Add extra comments to markdown strings only. Strings extracted from front-matter or HTML (when options enabled) do not get the comment added to the .pot entry. Only valid with generate-pot action. If the comment string starts with ., the comment is added as an extracted comment (see PO File format).

--locale , -l

A locale code. Examples: pt-BR, ja-JP

--update-image-relative-paths

Flag to enable updating relative paths to images to point to the original image. Only used when translate action is specified.

--update-links-relative-paths

Flag to enable updating relative paths to other files (not images) to point to the original file. Only used when translate action is specified.

--add-front-matter-source

Add '' to front-matter with the relative path to the source markdown file. Only relevant when the action is set to translate.

--update-front-matter-locale

If a 'locale' key exists in front-matter, update it to the locale being translated.

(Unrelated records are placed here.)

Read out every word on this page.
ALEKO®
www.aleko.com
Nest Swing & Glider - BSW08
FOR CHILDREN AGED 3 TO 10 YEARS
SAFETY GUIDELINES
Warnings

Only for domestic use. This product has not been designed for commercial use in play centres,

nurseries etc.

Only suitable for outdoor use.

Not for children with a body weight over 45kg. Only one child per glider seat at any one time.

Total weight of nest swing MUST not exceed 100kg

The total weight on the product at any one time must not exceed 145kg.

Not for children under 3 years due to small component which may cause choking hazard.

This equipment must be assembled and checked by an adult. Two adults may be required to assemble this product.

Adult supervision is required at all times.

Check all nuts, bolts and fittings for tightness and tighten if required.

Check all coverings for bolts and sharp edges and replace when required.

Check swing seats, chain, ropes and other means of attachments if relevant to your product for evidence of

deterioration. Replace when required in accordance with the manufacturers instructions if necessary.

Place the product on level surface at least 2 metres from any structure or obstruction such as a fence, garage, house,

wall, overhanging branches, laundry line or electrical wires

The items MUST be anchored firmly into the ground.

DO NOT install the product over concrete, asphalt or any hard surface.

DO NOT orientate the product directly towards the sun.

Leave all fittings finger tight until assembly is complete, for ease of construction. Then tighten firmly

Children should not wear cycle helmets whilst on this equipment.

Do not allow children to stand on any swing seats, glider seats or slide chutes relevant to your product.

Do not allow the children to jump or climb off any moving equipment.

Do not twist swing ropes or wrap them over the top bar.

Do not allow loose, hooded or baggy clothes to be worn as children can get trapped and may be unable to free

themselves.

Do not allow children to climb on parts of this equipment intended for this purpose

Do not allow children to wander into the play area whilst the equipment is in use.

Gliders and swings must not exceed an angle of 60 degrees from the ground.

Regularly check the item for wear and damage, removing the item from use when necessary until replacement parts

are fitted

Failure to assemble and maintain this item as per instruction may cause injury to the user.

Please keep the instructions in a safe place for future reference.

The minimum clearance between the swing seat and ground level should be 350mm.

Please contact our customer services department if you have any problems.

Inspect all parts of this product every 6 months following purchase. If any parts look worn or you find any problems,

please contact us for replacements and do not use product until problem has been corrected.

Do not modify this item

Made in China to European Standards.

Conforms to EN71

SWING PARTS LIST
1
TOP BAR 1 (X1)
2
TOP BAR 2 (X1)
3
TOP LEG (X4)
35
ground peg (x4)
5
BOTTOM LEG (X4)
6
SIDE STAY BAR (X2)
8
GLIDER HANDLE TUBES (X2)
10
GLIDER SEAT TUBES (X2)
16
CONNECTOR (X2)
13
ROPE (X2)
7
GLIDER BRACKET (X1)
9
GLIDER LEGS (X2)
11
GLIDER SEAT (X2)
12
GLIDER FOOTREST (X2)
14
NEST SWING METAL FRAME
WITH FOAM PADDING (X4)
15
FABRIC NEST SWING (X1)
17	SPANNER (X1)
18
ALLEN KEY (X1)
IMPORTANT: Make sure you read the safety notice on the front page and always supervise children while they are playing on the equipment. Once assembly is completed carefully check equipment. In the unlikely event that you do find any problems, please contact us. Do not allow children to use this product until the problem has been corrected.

--add-front-matter-key KEY:VALUE

Add the specified KEY with value VALUE to the front-matter of translated markdown files. Usage of this option may override other options such as --add-front-matter-source and --update-front-matter-locale. If the original markdown does not have any front-matter, then this option won't have any effect.

--file-suffix STRING

Optional suffix to append to the output file names. This affects the files specified in --output, --po-file or --po-dir

--append-pot

Only used whe --action is set to generate-pot. If used, and output file exists, then the .pot file is updated.

--ignore-missing-po

Ignore missing .po file. This should be used with --keep-source-strings.

--keep-literals-together

When multiple literals (e.g. hyperlink, text, emphasis) are part of the same markdown block (i.e. paragraph) keep them as a single string. This results in a string containing markdown.

--keep-html-together TAG

When parsing HTML, if the HTML code contains only the tags specified by this flag, then the HTML is not broken into smaller chunks. This flag can be used multiple times to allow specifying multiple HTML tags. To use this you must also enable HTML parsing with --parse-html.

--unescape-entities ENTITY

Unescape/decode HTML entities. When using --unescape-entities &quot; then the HTML entity &quot; will be replaced by " during the translation process, i.e., when generating the output markdown file.

--trim-translations

Translations retrieved from PO files will be trimmed for whitespace.